MIPIM started as a harmless chance to swap business cards in the sun. That was before it all got out of hand, with parties and the rise of the sinister ‘Organisers'
aI have just returned from a property conference in the South of France. I now feel a bit like someone attending a therapy encounter group; I feel that I should start by saying: "My name is Richard and I have been doing MIPIM for more than 15 years now."
President George Bush, with startling honesty, has recently admitted that Americans are addicted to oil and that this has to end for the good of world stability.
My message is a bit less less epoch-making, but I think I should make it anyway: our industry is also becoming addicted - addicted to conferences, and the more exotic the location, the greater the appeal.
As is the way with addictions, at some point they get out of control. So it is with us. There are now too many get-togethers, they are too expensive and it seems to me that all too often the firm gets little return for sending people on them.
My MIPIM habit started innocently enough. I remember we used to get phone calls from people calling themselves "The Organisers" and initially we ignored them.
Then our senior partner at the time - we shall call him John - said we should try it. He had a place in the South of France, and that allowed us easy access to Cannes and hence to MIPIM. To the best of my knowledge, John now lives permanently in the region.
In the beginning, the fair mainly consisted of British consultants swapping cards in the sunshine and making empty promises of glorious projects to come. But rapidly more and more people started getting involved, particularly people from mainland Europe, and money starting pouring in.
Rumours abounded of fit-out contractors defaulting on their debts, wild parties in villas in the mountains, and the famous brothers began using increasingly large boats. Eventually they began hiring motherships that had to moor outside the port while a shuttle of small craft ferried guests to them.
Heavy MIPIM users, known in the trade as "agents", started using initials to protect their identity, leaving the novice to wake in the morning wondering just what they were supposed to do at a CDBTREZ reception.

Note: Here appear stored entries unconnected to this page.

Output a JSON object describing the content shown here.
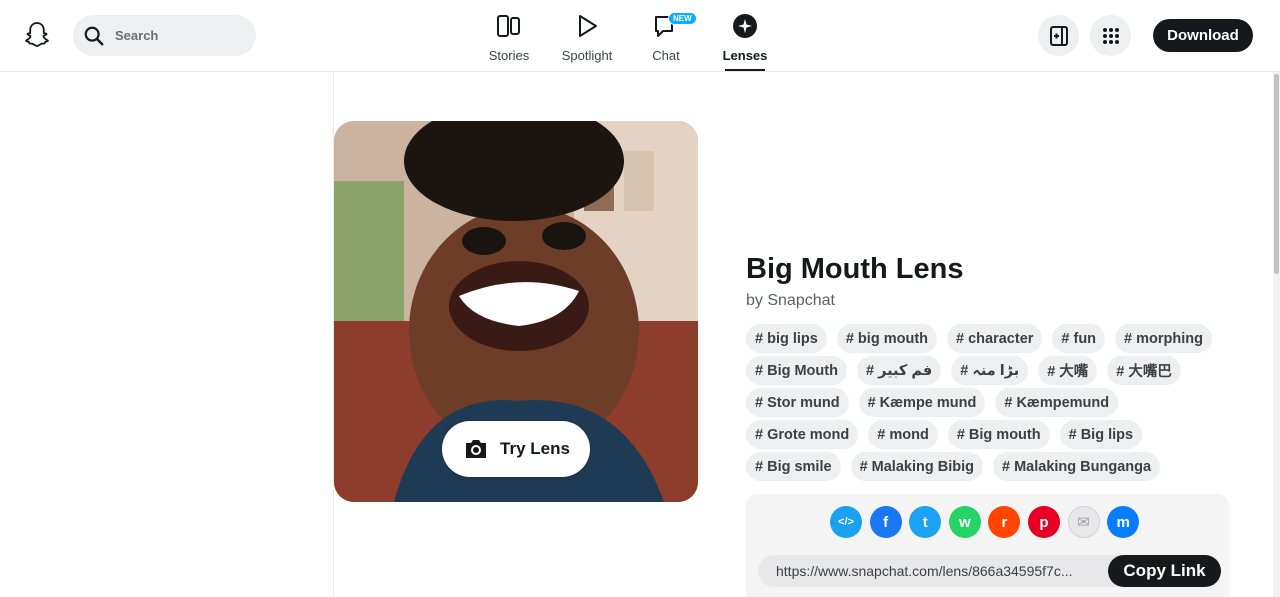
{
  "header": {
    "search_placeholder": "Search",
    "nav": [
      {
        "label": "Stories",
        "icon": "stories-icon"
      },
      {
        "label": "Spotlight",
        "icon": "spotlight-icon"
      },
      {
        "label": "Chat",
        "icon": "chat-icon",
        "badge": "NEW"
      },
      {
        "label": "Lenses",
        "icon": "lenses-icon",
        "active": true
      }
    ],
    "download_label": "Download"
  },
  "lens": {
    "try_label": "Try Lens",
    "title": "Big Mouth Lens",
    "author": "by Snapchat",
    "tag_rows": [
      [
        "# big lips",
        "# big mouth",
        "# character",
        "# fun",
        "# morphing"
      ],
      [
        "# Big Mouth",
        "# فم كبير",
        "# بڑا منہ",
        "# 大嘴",
        "# 大嘴巴"
      ],
      [
        "# Stor mund",
        "# Kæmpe mund",
        "# Kæmpemund"
      ],
      [
        "# Grote mond",
        "# mond",
        "# Big mouth",
        "# Big lips"
      ],
      [
        "# Big smile",
        "# Malaking Bibig",
        "# Malaking Bunganga"
      ]
    ]
  },
  "share": {
    "icons": [
      {
        "name": "embed-icon",
        "color": "#1ba1f1",
        "glyph": "</>"
      },
      {
        "name": "facebook-icon",
        "color": "#1877f2",
        "glyph": "f"
      },
      {
        "name": "twitter-icon",
        "color": "#1da1f2",
        "glyph": "t"
      },
      {
        "name": "whatsapp-icon",
        "color": "#25d366",
        "glyph": "w"
      },
      {
        "name": "reddit-icon",
        "color": "#ff4500",
        "glyph": "r"
      },
      {
        "name": "pinterest-icon",
        "color": "#e60023",
        "glyph": "p"
      },
      {
        "name": "email-icon",
        "color": "#e8e8ea",
        "glyph": "✉"
      },
      {
        "name": "messenger-icon",
        "color": "#0a7cff",
        "glyph": "m"
      }
    ],
    "link": "https://www.snapchat.com/lens/866a34595f7c...",
    "copy_label": "Copy Link"
  }
}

The emails ping into my inbox with tiresome regularity: ‘Book now for the latest Asian conference and receive a free delegate pass and a chance to sponsor the awards dinner – you know it makes sense’
There was no end to it all - hotel bookings had to be made through the mysterious Organisers, entry to specified areas required delegate passes and people were threatened with accusations of "parasitic trading".
I realised just how out of control things had become last summer, when I took my family on holiday to Cannes for several days under the pretext that the town "is a nice place to visit" - that is, it has a sandy beach and is near Nice airport.
As soon as we arrived, I knew something was wrong. I had expected to see Giles interrogating his Blackberry on the kerb or Gerald whispering into his mobile but the scene was completely different. There were empty tables at Bar Roma, you could stretch out in the Martinez and I discovered that the local microclimate did not automatically induce feelings of nausea and headaches, a new experience for me at this location.
And it's not just MIPIM. We have too many gatherings nowadays, and they take place all across the world. The emails ping into my inbox with tiresome and predictable regularity: "Book now for the latest Asian conference and receive a free delegate pass and a chance to sponsor the awards dinner - you know it makes sense."
The introduction of the PFI was a wonderful fillip for the conference circuit - just when you thought there were no new subjects to experience, along came something nobody knew the first thing about. Lo and behold! A chance to showcase more "experts", many of whom by definition lacked all practical experience except that of appearing on conference platforms.
We were persuaded to pay and attend on the pretext of other attendees being possibly just the sort of people with whom we should rub shoulders and meet. In most cases they turned out to be our direct competitors, who had also been persuaded to pay and attend on the same basis. How many of these will be paying us fees in the future?
To avoid next year's MIPIM temptation and at the suggestion of my therapy encounter group, I am booking tickets to the other side of the world to participate in a property sailing regatta in Sydney - which is similar to the UK's Little Britain event.
Finally, a word of caution to newcomers to our industry: if somebody offers you a trip to MIPIM or any other of these gatherings, with its multitude of irresistible opportunities, just say non!